Einigermaßen gesichert scheint eine Korrelation der Schwankungen des Oktober-Ozonminimums von Jahr zu Jahr mit jenen der stratosphärischen Zirkulation in den Tropen. Diese sogenannte quasizweijährige Oszillation besteht darin, daß annähernd im jährlichen Wechsel eine West- oder ein Ostströmung vorherrscht. Aus den vertikalen Ozonsondierungen geht hervor, daß während der Westphase die Ozonreduktion im Höhenbereich um 70 Hektopascal (etwa 25 Kilometer) stärker ist als während der Ostphase. Immer dann also, wenn die Strömungsrichtungen der Luftmassen in der tropischen Stratosphäre mit der des ebenfalls west-ost-umlaufenden Polarwirbels übereinstimmen, ist mit noch extremeren Frühjahrsminima zu rechnen. In Höhen über 25 Kilometern war das Auf und Ab der Ozonkonzentration während der achtziger Jahre besonders deutlich im Rhythmus mit dem Hin und Her der Strömungsoszillation – ein weiterer Hinweis darauf, daß sich in diesen Luftschichten die Effekte globaler Zirkulationsphänomene am auffälligsten ausprägen.

An der Neumayer-Station soll die vertikale Ozonverteilung über mehrere Sonnenfleckenzyklen sondiert werden, damit man – soweit möglich – die Einflüsse langzeitiger atmosphärischer Schwingungen erkennen kann. Indes betrachten die Potsdamer Forscher die stratosphärischen Vorgänge beider Polarregionen weitgehend mit gleichen Methoden, um die erheblichen Unterschiede und deren Gründe besser zu verstehen.
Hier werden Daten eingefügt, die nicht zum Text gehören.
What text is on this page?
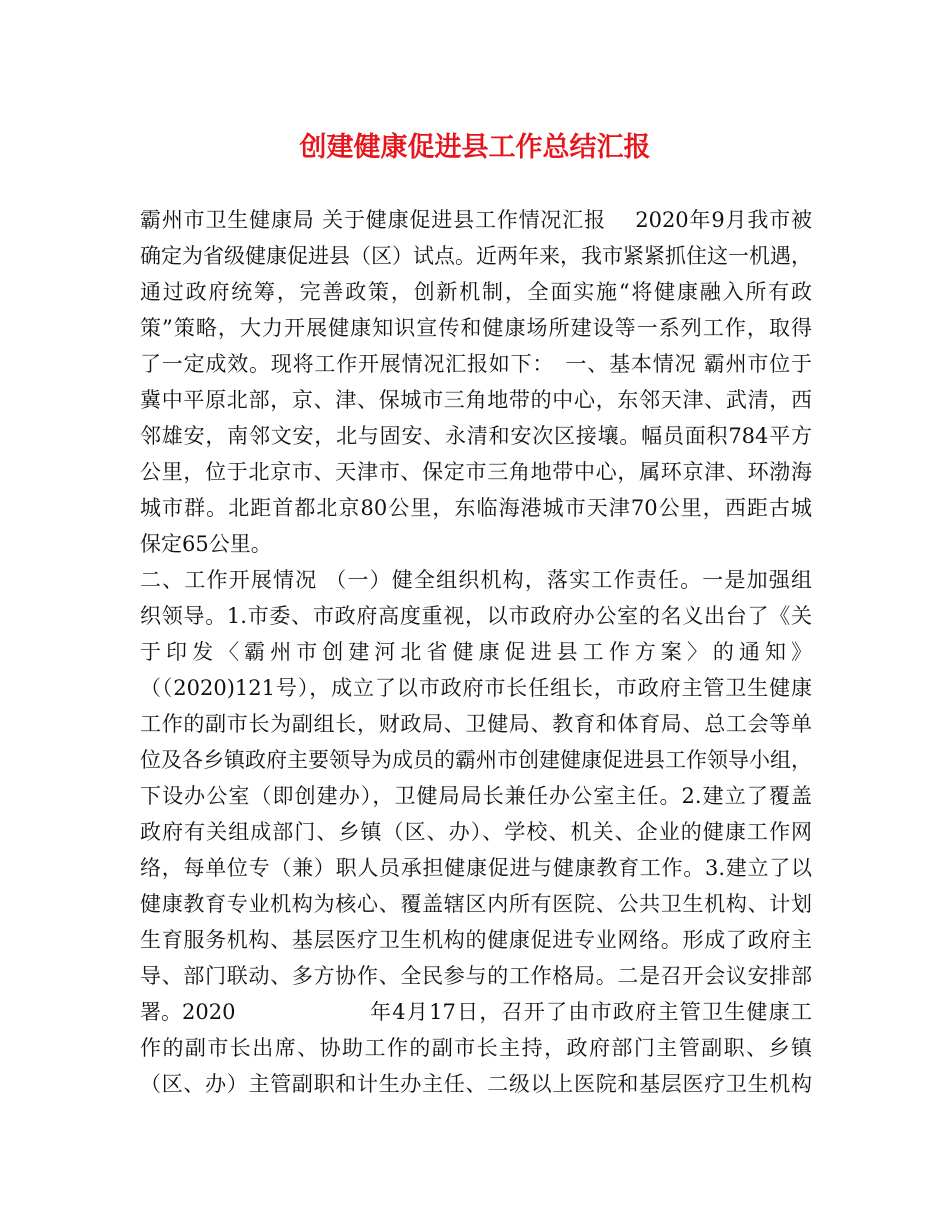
创建健康促进县工作总结汇报
霸州市卫生健康局 关于健康促进县工作情况汇报　 2020年9月我市被
确定为省级健康促进县（区）试点。近两年来，我市紧紧抓住这一机遇，
通过政府统筹，完善政策，创新机制，全面实施“将健康融入所有政
策”策略，大力开展健康知识宣传和健康场所建设等一系列工作，取得
了一定成效。现将工作开展情况汇报如下：　一、基本情况 霸州市位于
冀中平原北部，京、津、保城市三角地带的中心，东邻天津、武清，西
邻雄安，南邻文安，北与固安、永清和安次区接壤。幅员面积784平方
公里，位于北京市、天津市、保定市三角地带中心，属环京津、环渤海
城市群。北距首都北京80公里，东临海港城市天津70公里，西距古城
保定65公里。
二、工作开展情况 （一）健全组织机构，落实工作责任。一是加强组
织领导。1.市委、市政府高度重视，以市政府办公室的名义出台了《关
于印发〈霸州市创建河北省健康促进县工作方案〉的通知》
（（2020)121号），成立了以市政府市长任组长，市政府主管卫生健康
工作的副市长为副组长，财政局、卫健局、教育和体育局、总工会等单
位及各乡镇政府主要领导为成员的霸州市创建健康促进县工作领导小组，
下设办公室（即创建办），卫健局局长兼任办公室主任。2.建立了覆盖
政府有关组成部门、乡镇（区、办）、学校、机关、企业的健康工作网
络，每单位专（兼）职人员承担健康促进与健康教育工作。3.建立了以
健康教育专业机构为核心、覆盖辖区内所有医院、公共卫生机构、计划
生育服务机构、基层医疗卫生机构的健康促进专业网络。形成了政府主
导、部门联动、多方协作、全民参与的工作格局。二是召开会议安排部
署。2020	年4月17日，召开了由市政府主管卫生健康工
作的副市长出席、协助工作的副市长主持，政府部门主管副职、乡镇
（区、办）主管副职和计生办主任、二级以上医院和基层医疗卫生机构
Des weiteren interessiert sie die meridionale Zirkulation im Zusammenhang sowohl mit den kräftigen Ozonflüssen aus den Tropen in die Polarregion wie – und dies ist eine aktuelle Problematik – mit den Rückwirkungen des polaren Ozonabbaus auf die mittleren Breiten: Eine Erklärung dafür, daß auch dort das stratosphärische Ozon im Frühjahr abnimmt (um etwa 8 Prozent von 1978 bis 1990) steht noch aus.

Soweit man derzeit weiß, laufen die zerstörerischen chemischen Reaktionen – wie gesagt – nur bei extrem tiefen Temperaturen ab. Kann also der Ozongehalt in mittleren Breiten etwa deshalb abnehmen, weil in Arktis und Antarktis erzeugte hohe Chlorkonzentrationen dorthin gelangen? Oder strömen aus dem Polarwirbel stammende Luftmassen mit bereits reduziertem Ozongehalt in mittlere Breiten?
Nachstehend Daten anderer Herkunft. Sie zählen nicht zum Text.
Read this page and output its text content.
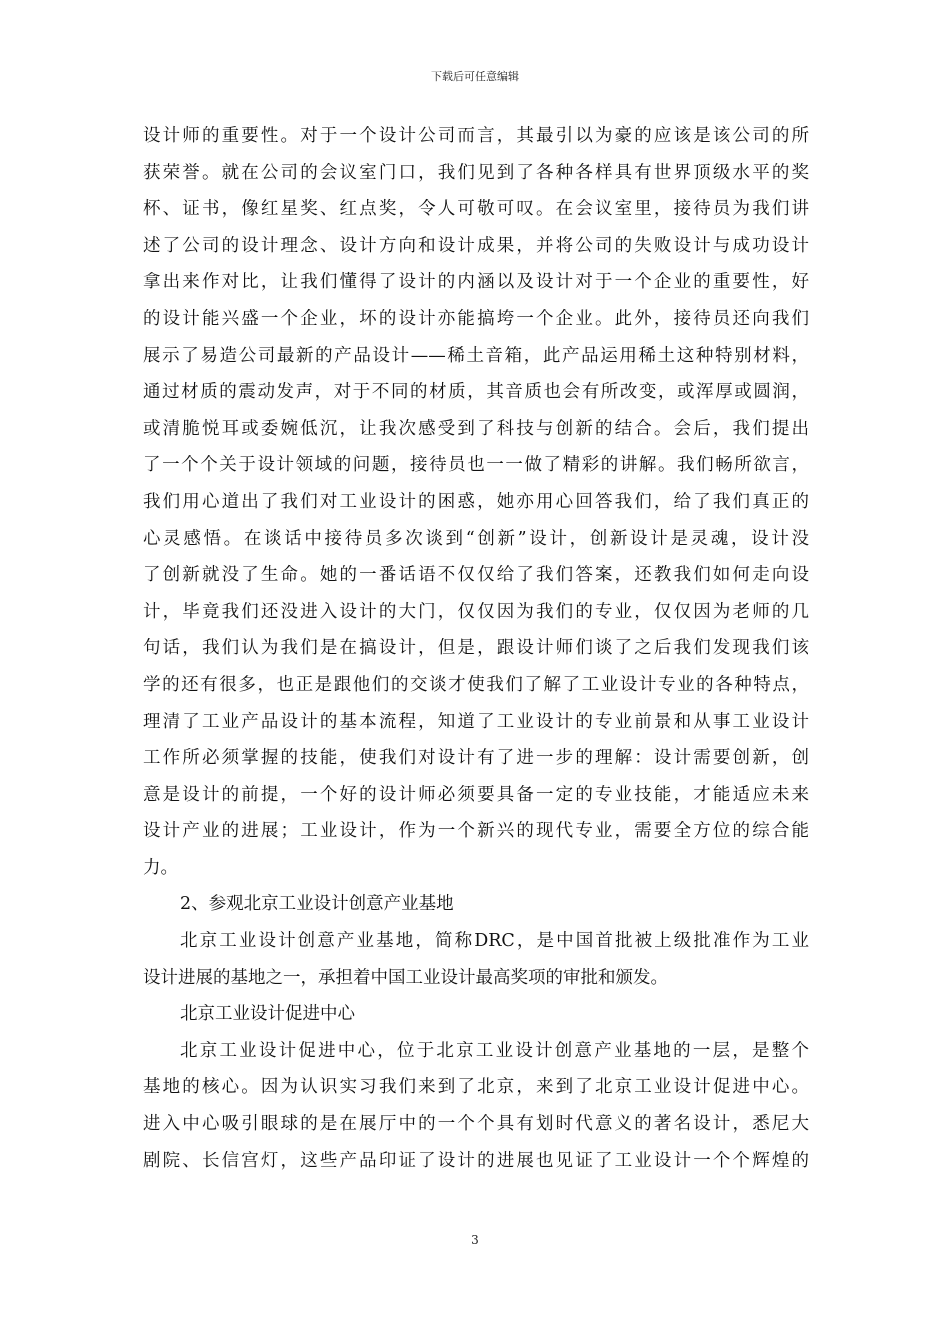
下载后可任意编辑
设计师的重要性。对于一个设计公司而言，其最引以为豪的应该是该公司的所
获荣誉。就在公司的会议室门口，我们见到了各种各样具有世界顶级水平的奖
杯、证书，像红星奖、红点奖，令人可敬可叹。在会议室里，接待员为我们讲
述了公司的设计理念、设计方向和设计成果，并将公司的失败设计与成功设计
拿出来作对比，让我们懂得了设计的内涵以及设计对于一个企业的重要性，好
的设计能兴盛一个企业，坏的设计亦能搞垮一个企业。此外，接待员还向我们
展示了易造公司最新的产品设计——稀土音箱，此产品运用稀土这种特别材料，
通过材质的震动发声，对于不同的材质，其音质也会有所改变，或浑厚或圆润，
或清脆悦耳或委婉低沉，让我次感受到了科技与创新的结合。会后，我们提出
了一个个关于设计领域的问题，接待员也一一做了精彩的讲解。我们畅所欲言，
我们用心道出了我们对工业设计的困惑，她亦用心回答我们，给了我们真正的
心灵感悟。在谈话中接待员多次谈到“创新”设计，创新设计是灵魂，设计没
了创新就没了生命。她的一番话语不仅仅给了我们答案，还教我们如何走向设
计，毕竟我们还没进入设计的大门，仅仅因为我们的专业，仅仅因为老师的几
句话，我们认为我们是在搞设计，但是，跟设计师们谈了之后我们发现我们该
学的还有很多，也正是跟他们的交谈才使我们了解了工业设计专业的各种特点，
理清了工业产品设计的基本流程，知道了工业设计的专业前景和从事工业设计
工作所必须掌握的技能，使我们对设计有了进一步的理解：设计需要创新，创
意是设计的前提，一个好的设计师必须要具备一定的专业技能，才能适应未来
设计产业的进展；工业设计，作为一个新兴的现代专业，需要全方位的综合能
力。
2、参观北京工业设计创意产业基地
北京工业设计创意产业基地，简称DRC，是中国首批被上级批准作为工业
设计进展的基地之一，承担着中国工业设计最高奖项的审批和颁发。
北京工业设计促进中心
北京工业设计促进中心，位于北京工业设计创意产业基地的一层，是整个
基地的核心。因为认识实习我们来到了北京，来到了北京工业设计促进中心。
进入中心吸引眼球的是在展厅中的一个个具有划时代意义的著名设计，悉尼大
剧院、长信宫灯，这些产品印证了设计的进展也见证了工业设计一个个辉煌的
3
Zu klären ist schließlich der vertikale Ozontransport über den Polarregionen. Abschätzungen für den Höhenbereich zwischen 24 und 20 Kilometern ergaben, daß er sich nicht jedes Jahr mit gleicher Geschwindigkeit vollzieht. Dies könnte bedeuten, daß die chemische Reduktion des Ozons unterschiedlich stark durch den Nachschub ozonreicher Luft beeinflußt wird.

Die Atmosphärenphysiker müßten unablässig definierte Luftmassen verfolgen und bemessen, um ein konsistentes Bild gewinnen zu können. Doch fehlt es an Forschungsstationen, besonders in der Antarktis. Mit der Berechnung von Trajektorien (Bewegungen von Luftmassen) sucht man diesen Mangel auszugleichen. Die Methode ist sehr aufwendig; gleichwohl hat Peter von der Gathen – damals an der Universität Bremen – sie in der Arktis im Winter 1991/92 im Rahmen des European Arctic Stratospheric Ozone Experiment erfolgreich angewendet, um Ozonwerte bestimmten Luftmassen zuzuordnen.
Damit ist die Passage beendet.